Nintendo stock—to be bullish or to be bearish, that is the question. With last night’s Nintendo Switch press conference, the stock value has dropped yet again. The share price closed yesterday, down 5.75 per cent.

But Nintendo showed their true colours last night—the Switch delivered a cohesive home and mobile hybrid experience that players asked for and expected. The Twitter feed blew up with excitement from vocal Nintendo fans, but it seems to be a discrepancy between core Nintendo fans and onlookers waiting for something new. For those already excited for the Switch, the presentation was just one more heap onto the hypetrain. But last night’s announcements didn’t really add more to the pot of tricks, but rather expanded on what was already covered. So you can imagine how some people were let down. They perceived the launch line-up to be lackluster, with only a trio of heavy hitters to be released throughout the year—Zelda, Splatoon 2, and Mario Odyssey in spring, summer, and fall, respectively, meaning people will have to wait for their favourite titles. It left many fans questioning  if there would be dry spell.  Of the 16 games that are currently confirmed for release, Disgaea 5, Steep, Just Dance 2017, I am Setsuna, Puyo Puyo Tetris, Rayman Legends, and Skylanders Imaginators all have been previously released elsewhere in the last couple of years.
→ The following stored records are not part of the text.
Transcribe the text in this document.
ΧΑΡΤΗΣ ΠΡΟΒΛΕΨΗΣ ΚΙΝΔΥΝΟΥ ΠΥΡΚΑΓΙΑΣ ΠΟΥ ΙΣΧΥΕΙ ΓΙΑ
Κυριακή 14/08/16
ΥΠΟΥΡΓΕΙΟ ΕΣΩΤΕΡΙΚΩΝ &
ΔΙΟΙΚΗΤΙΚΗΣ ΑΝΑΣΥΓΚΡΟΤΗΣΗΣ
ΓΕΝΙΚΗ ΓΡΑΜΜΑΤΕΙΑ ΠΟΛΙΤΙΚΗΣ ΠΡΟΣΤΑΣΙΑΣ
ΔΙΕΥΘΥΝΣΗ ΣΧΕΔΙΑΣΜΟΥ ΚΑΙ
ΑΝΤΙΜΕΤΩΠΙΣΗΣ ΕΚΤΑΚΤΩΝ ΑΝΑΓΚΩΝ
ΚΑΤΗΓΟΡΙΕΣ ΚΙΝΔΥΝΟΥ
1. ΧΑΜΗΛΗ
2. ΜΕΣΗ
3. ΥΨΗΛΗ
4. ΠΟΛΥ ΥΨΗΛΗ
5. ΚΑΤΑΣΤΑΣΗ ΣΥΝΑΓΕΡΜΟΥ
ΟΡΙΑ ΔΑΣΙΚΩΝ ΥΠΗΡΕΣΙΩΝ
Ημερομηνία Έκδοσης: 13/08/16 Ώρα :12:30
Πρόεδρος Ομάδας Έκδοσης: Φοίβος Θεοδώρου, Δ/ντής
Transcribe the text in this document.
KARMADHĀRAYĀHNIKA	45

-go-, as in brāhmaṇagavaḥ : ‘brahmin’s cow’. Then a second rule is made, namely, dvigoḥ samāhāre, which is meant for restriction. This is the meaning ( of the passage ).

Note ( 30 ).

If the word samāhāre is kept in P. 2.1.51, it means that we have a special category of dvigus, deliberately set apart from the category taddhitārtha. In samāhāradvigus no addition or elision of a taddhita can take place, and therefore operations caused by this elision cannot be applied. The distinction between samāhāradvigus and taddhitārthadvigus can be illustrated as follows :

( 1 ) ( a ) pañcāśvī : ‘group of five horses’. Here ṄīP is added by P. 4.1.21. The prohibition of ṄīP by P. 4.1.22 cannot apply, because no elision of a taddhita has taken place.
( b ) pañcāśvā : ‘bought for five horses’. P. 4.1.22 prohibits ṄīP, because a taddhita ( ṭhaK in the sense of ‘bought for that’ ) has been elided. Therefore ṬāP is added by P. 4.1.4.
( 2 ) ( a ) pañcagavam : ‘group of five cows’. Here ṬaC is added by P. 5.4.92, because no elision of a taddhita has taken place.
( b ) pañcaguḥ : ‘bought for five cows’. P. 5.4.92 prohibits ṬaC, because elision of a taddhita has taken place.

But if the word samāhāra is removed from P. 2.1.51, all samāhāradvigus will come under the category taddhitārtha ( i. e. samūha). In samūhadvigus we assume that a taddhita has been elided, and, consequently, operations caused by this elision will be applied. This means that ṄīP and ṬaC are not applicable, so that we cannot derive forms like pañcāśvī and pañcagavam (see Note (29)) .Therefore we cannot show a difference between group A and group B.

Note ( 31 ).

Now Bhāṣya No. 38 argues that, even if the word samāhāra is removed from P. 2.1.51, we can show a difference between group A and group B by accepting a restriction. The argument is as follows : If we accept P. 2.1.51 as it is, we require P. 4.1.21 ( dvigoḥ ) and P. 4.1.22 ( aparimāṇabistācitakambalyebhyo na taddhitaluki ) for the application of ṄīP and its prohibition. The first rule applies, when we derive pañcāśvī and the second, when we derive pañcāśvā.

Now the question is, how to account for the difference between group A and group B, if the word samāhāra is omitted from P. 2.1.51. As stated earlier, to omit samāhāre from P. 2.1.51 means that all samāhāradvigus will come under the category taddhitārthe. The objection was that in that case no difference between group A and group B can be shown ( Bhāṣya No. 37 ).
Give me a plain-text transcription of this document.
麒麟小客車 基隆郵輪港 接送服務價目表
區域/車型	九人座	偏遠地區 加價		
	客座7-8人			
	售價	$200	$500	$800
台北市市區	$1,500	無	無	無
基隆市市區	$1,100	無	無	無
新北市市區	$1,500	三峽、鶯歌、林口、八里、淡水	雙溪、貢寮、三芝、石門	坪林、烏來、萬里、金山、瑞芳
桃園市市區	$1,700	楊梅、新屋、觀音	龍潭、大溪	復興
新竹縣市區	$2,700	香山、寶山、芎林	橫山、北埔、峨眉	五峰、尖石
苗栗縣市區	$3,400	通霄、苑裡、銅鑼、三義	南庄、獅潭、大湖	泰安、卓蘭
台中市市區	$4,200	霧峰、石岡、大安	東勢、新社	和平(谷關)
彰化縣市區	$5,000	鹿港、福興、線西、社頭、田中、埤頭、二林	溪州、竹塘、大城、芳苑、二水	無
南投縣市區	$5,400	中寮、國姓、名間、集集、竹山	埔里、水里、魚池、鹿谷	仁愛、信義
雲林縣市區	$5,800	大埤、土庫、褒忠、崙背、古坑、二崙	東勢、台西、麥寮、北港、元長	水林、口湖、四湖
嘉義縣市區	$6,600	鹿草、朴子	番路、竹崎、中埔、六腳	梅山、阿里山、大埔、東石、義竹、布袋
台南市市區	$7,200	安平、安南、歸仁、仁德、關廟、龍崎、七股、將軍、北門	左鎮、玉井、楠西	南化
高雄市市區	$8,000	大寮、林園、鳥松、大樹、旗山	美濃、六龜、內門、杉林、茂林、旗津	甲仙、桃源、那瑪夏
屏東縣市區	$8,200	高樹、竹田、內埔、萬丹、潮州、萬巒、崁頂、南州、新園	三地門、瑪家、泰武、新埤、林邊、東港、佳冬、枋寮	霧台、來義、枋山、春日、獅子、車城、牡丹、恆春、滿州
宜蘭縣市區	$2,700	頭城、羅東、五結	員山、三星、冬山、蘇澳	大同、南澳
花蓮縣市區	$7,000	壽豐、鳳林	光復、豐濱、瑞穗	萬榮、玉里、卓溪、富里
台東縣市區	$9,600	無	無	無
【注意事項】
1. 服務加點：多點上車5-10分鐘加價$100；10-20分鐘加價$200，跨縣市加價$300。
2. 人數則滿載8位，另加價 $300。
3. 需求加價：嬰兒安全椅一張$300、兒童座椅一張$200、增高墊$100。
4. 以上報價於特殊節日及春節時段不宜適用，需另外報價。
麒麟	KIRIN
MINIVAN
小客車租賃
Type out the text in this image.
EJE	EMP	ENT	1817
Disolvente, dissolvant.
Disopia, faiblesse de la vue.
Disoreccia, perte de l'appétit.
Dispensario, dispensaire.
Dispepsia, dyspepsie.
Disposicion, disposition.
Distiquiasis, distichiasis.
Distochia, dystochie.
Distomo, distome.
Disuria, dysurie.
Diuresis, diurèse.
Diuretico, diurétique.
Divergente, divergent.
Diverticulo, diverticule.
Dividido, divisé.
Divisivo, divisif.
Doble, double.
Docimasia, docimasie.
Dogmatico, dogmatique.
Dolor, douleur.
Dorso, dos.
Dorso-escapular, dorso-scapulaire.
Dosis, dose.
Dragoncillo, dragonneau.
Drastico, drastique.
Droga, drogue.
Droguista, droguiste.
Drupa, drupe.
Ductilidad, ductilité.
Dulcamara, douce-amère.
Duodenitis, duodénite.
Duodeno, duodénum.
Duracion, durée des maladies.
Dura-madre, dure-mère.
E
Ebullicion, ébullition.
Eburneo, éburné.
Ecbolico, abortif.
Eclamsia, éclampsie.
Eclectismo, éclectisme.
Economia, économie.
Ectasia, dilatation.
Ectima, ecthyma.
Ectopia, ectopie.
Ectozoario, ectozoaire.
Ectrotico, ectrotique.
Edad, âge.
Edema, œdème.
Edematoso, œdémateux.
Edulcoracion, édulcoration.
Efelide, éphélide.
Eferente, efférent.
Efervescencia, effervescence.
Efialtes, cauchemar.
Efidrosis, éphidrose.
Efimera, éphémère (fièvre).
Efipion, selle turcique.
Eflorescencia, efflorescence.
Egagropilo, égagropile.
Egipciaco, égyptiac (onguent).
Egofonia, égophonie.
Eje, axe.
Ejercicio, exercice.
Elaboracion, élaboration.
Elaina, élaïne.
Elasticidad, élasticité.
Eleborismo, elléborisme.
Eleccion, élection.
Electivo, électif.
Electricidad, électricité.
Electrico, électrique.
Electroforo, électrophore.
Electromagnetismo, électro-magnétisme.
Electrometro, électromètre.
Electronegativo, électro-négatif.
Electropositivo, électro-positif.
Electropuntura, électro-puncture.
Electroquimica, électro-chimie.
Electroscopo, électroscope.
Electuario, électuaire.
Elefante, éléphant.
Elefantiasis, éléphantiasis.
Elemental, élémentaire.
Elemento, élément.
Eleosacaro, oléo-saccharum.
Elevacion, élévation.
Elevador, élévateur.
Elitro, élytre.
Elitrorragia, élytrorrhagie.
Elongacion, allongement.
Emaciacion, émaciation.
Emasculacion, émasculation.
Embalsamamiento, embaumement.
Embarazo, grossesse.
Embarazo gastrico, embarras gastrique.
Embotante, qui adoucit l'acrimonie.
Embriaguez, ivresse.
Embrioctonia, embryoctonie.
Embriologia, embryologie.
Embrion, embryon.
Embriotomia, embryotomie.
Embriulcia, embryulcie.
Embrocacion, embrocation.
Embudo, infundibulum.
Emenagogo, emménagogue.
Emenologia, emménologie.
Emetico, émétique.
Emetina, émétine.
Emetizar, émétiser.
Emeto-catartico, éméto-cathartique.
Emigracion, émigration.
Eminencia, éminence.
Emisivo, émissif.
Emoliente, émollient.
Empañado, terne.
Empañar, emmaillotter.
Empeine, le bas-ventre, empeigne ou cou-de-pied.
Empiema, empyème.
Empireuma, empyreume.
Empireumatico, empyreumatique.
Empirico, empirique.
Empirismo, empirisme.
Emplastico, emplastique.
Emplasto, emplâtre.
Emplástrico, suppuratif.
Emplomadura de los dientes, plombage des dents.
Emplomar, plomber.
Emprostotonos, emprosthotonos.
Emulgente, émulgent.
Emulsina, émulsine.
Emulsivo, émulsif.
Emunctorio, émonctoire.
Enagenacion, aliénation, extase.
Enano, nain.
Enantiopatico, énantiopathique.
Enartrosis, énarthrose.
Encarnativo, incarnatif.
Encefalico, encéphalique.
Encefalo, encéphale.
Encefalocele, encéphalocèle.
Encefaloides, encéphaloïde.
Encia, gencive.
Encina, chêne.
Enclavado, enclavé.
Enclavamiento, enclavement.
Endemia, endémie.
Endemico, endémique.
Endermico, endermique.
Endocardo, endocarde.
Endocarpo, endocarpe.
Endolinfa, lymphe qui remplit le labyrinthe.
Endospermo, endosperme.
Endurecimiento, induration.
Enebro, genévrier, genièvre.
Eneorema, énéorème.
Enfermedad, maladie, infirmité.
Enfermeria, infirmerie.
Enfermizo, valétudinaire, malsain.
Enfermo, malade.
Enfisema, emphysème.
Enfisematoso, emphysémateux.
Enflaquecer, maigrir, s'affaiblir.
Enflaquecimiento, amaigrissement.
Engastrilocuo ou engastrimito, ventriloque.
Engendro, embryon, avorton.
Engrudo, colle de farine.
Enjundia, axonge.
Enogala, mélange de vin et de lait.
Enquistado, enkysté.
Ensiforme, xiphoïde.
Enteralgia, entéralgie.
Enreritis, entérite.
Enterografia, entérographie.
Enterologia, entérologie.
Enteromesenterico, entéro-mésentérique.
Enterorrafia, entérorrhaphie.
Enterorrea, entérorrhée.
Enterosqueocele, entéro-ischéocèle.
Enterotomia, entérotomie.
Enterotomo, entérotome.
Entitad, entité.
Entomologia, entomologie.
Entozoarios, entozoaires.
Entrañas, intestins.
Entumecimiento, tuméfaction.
The price point is also worth looking at. Expectations from price leaks seemed to gauge the release at around $250. Not a far cry from the current $300 USD ($399.99 Canadian), but people like Dave Thier from Forbes took it as a disappointment nonetheless. Investors might also be extra bearish after the Wii U.

Looking at it historically, the movement of a stock price doesn’t normally act as predictor for the long term success of a console. Perhaps the Switch will not be a fad and have a longer tail and lifespan. If you’re a long-term investor, you know NTDOY has appreciated 195.25 per cent since its initial public offering in late 1996.